Automatic bug fixing

Automatic bug-fixing is the automatic repair of software bugs without the intervention of a human programmer. [1][2] It is also commonly referred to as automatic patch generation, automatic bug repair, or automatic program repair. The typical goal of such techniques is to automatically generate correct patches to eliminate bugs in software programs without causing software regression.[3]

Basic concept

At a high level, automatic bug-fixing techniques generate a patch for a program in two steps. The first step is patch generation, which analyzes the original program and produces one or more candidate patches with a variety of techniques such search-based program mutation, machine learning, and genetic programming. The second step is patch validation, which validates the produced candidate patches from the previous step with either a formal specification or a test suite of the program. [4] [5] [6] [7] [8]

Generate-and-validate techniques

The generate-and-validate techniques are arguably the standard approach to generate repairs for a bug of a program. Such a technique typically starts with a test suite of the program, i.e., a set of test cases, at least one of which exposes the bug.[5][8][9][10][11] The technique assumes that the bug can be fixed with a series of mutation operations on the source code of the program. It first uses fault localization techniques to identify suspicious statements in the program. It then applies the mutation operations to the identified statements to generate a space of candidate patches and searches this space to find validated patches that produce correct outputs for all cases in the test suite.[5][6][7][8][9][11]

Generate-and-validate techniques for automatic bug-fixing are still in their infancy. Two earliest generate-and-validate bug-fixing systems are GenProg[5] and ClearView.[4] The effectiveness of generate-and-validate techniques remains controversial,[7][12] because they typically do not provide patch correctness guarantees.
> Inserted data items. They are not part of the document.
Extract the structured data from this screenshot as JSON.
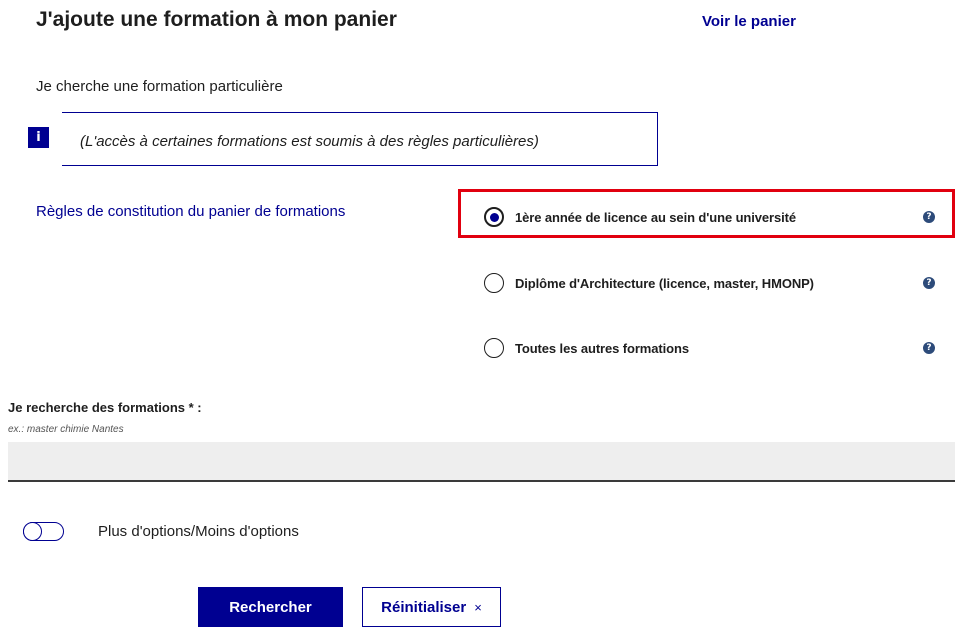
{
  "header": {
    "title": "J'ajoute une formation à mon panier",
    "cart_link": "Voir le panier"
  },
  "search_section": {
    "heading": "Je cherche une formation particulière",
    "info_icon": "i",
    "info_text": "(L'accès à certaines formations est soumis à des règles particulières)",
    "rules_link": "Règles de constitution du panier de formations"
  },
  "formation_types": {
    "options": [
      {
        "label": "1ère année de licence au sein d'une université",
        "checked": true
      },
      {
        "label": "Diplôme d'Architecture (licence, master, HMONP)",
        "checked": false
      },
      {
        "label": "Toutes les autres formations",
        "checked": false
      }
    ],
    "help_icon": "?"
  },
  "search_field": {
    "label": "Je recherche des formations * :",
    "hint": "ex.: master chimie Nantes",
    "value": "",
    "placeholder": ""
  },
  "options_toggle": {
    "label": "Plus d'options/Moins d'options",
    "on": false
  },
  "actions": {
    "search_label": "Rechercher",
    "reset_label": "Réinitialiser",
    "reset_icon": "×"
  },
  "colors": {
    "primary": "#000091",
    "highlight": "#e1000f"
  }
}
Nevertheless, the reported results of recent state-of-the-art techniques are generally promising. For example, on systematically collected 69 real world bugs in eight large C software programs, the state-of-the-art bug-fixing system Prophet generates correct patches for 18 out of the 69 bugs.[8]

Targeted techniques

Targeted automatic bug-fixing techniques generate repairs for specific classes of errors such as null pointer exception [13] [14] ,[15] integer overflow ,[16] buffer overflow ,[16] memory leak ,[17] etc.. Such techniques often use empirical fix templates to fix bugs in the targeted scope. For example, insert a conditional statement to check whether the value of a variable is null[15] or insert missing memory deallocation statements.[17] Comparing to generate-and-validate techniques, targeted techniques tend to have better bug-fixing accuracy but a much narrowed scope.[7][17]

Patch generation

At the patch generation step, automatic bug-fixing techniques use one or more of the followings to generate a set of candidate patches.

Program mutation

One way to generate candidate patches is to apply mutation operators on the original program. Mutation operators manipulate the original program, potentially via its abstract syntax tree representation, or a more coarse-grained representation such as operating at the statement-level or block-level. Earlier genetic improvement approaches operate at the statement level and carry out simple delete/replace operations such as deleting an existing statement or replacing an existing statement with another statement in the same source file.[5][6] Recent machine learning and solver approaches use more fine-grained operators at the abstract syntax tree level to generate more diverse set of candidate patches.[8][9][11][18]

Fix template

Using fix templates is an alternative way to generate candidate patches. Fix templates are typically predefined program mutation rules for fixing specific classes of bugs.[15] Examples of fix templates include inserting a conditional statement to check whether the value of a variable is null to fix null pointer exception,[15] inserting memory deallocation statement to fix memory leaks,[17] and changing a integer constant by one to fix off-by-one errors.[15] Comparing to program mutation techniques, fix templates tend to achieve better candidate patches for bugs within its scope.[4][15] Fix templates are therefore often adopted by targeted techniques.[4][13][15][17]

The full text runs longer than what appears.